Should Inode.Forgotten() return true if Inode.changeCounter == 0?

[iain-macdonald]

I recently discovered a bug in a go-fuse client related to the Inode.Forgotten() function. Roughly speaking, the client has logic for creating and reusing Inode Inos, and relies on calling Inode.Forgotten() to detect when Inos can be reused. However, Forgotten() returns true briefly between Inode construction and Inode initialization, so races can occur and lead to Ino reuse. This is a bit awkward to fix in the client, so I thought I'd ask if Inode.Forgotten() should really return true if Inode.lookupCount == 0 as in that case the Inode has not actually been initialized yet, or alternatively, if an Initialized() function could be added allowing the caller to check if an Inode has been initialized or not?

[hanwen]

Inode.Forgotten() to detect when Inos can be reused.

I would have to think this through in depth to double-check, but Forgotten() is intended for enabling cleanup in a scenario when you are sure the inode cannot be revived. If you are (re)using the inodes, then clearly you are reviving the inode. In a reuse scenario, the value of Forgotten() (or any other call that does no locking) can always be out of date by the time you make a decision based on the value.

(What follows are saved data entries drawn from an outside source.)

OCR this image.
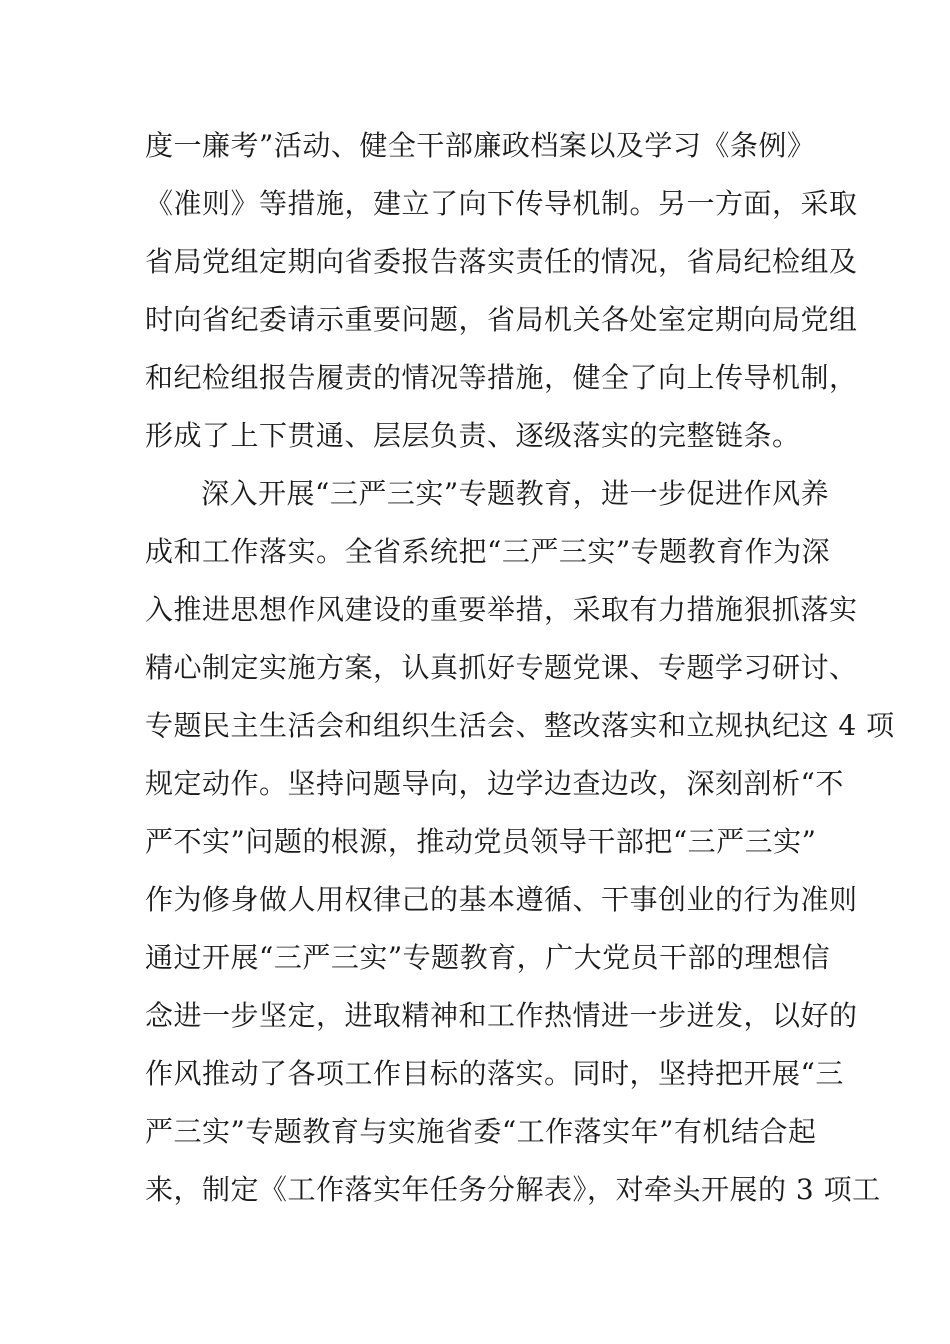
度一廉考”活动、健全干部廉政档案以及学习《条例》
《准则》等措施，建立了向下传导机制。另一方面，采取
省局党组定期向省委报告落实责任的情况，省局纪检组及
时向省纪委请示重要问题，省局机关各处室定期向局党组
和纪检组报告履责的情况等措施，健全了向上传导机制，
形成了上下贯通、层层负责、逐级落实的完整链条。
深入开展“三严三实”专题教育，进一步促进作风养
成和工作落实。全省系统把“三严三实”专题教育作为深
入推进思想作风建设的重要举措，采取有力措施狠抓落实
精心制定实施方案，认真抓好专题党课、专题学习研讨、
专题民主生活会和组织生活会、整改落实和立规执纪这 4 项
规定动作。坚持问题导向，边学边查边改，深刻剖析“不
严不实”问题的根源，推动党员领导干部把“三严三实”
作为修身做人用权律己的基本遵循、干事创业的行为准则
通过开展“三严三实”专题教育，广大党员干部的理想信
念进一步坚定，进取精神和工作热情进一步迸发，以好的
作风推动了各项工作目标的落实。同时，坚持把开展“三
严三实”专题教育与实施省委“工作落实年”有机结合起
来，制定《工作落实年任务分解表》，对牵头开展的 3 项工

If you want to securely reuse inodes, I'd put the eligible inodes in a global queue protected by mutex. You can put them in the queue if they are Forgotten. For construction, you can take them out of the queue one by one.

Does that make sense?

[hanwen]

maybe I misunderstand the bugreport, though. Who or what is issuing the Forgotten calls? IIRC, the locking should ensure that the inode only becomes visible in the tree atomically with the Forgotten becoming false.

[iain-macdonald]

The code I'm talking about is here and here. It's not reusing inodes, it's reusing the uint64 identifier Attr.Ino (is that okay?). It reuses them only after the previous Inode with that ID has been Forgotten(), but as I mentioned, there is a race between when NewInode() is called and when Forgotten() is called.

[iain-macdonald]

"Forgotten() is intended for enabling cleanup in a scenario when you are sure the inode cannot be revived." leads me to believe the current behavior of Forgotten() is not quite correct, as it can be called immediately after NewInode() but before being added to the filesystem, so it can return true, then false, and then later true again. Though the code I linked may also be misbehaving in some way.

To be clear, I'm also fine with adding an Initialized() function to check for the case I describe.

[iain-macdonald]

Hey Han-Wen, did you have time to think about this and figure out which proposal I mentioned is more desirable?

FWIW it looks like Forgotten() is not too widely used among open-source repos hosted in GitHub, if that's any signal about the broader impact of changing its behavior: https://sourcegraph.com/search?q=context:global+.Forgotten%28%29+lang:Go+&patternType=keyword&sm=0

[hanwen]

did you have time to think about this and figure out which proposal I mentioned is more desirable?

unfortunately, I haven't. Familial duties have been taking all my time.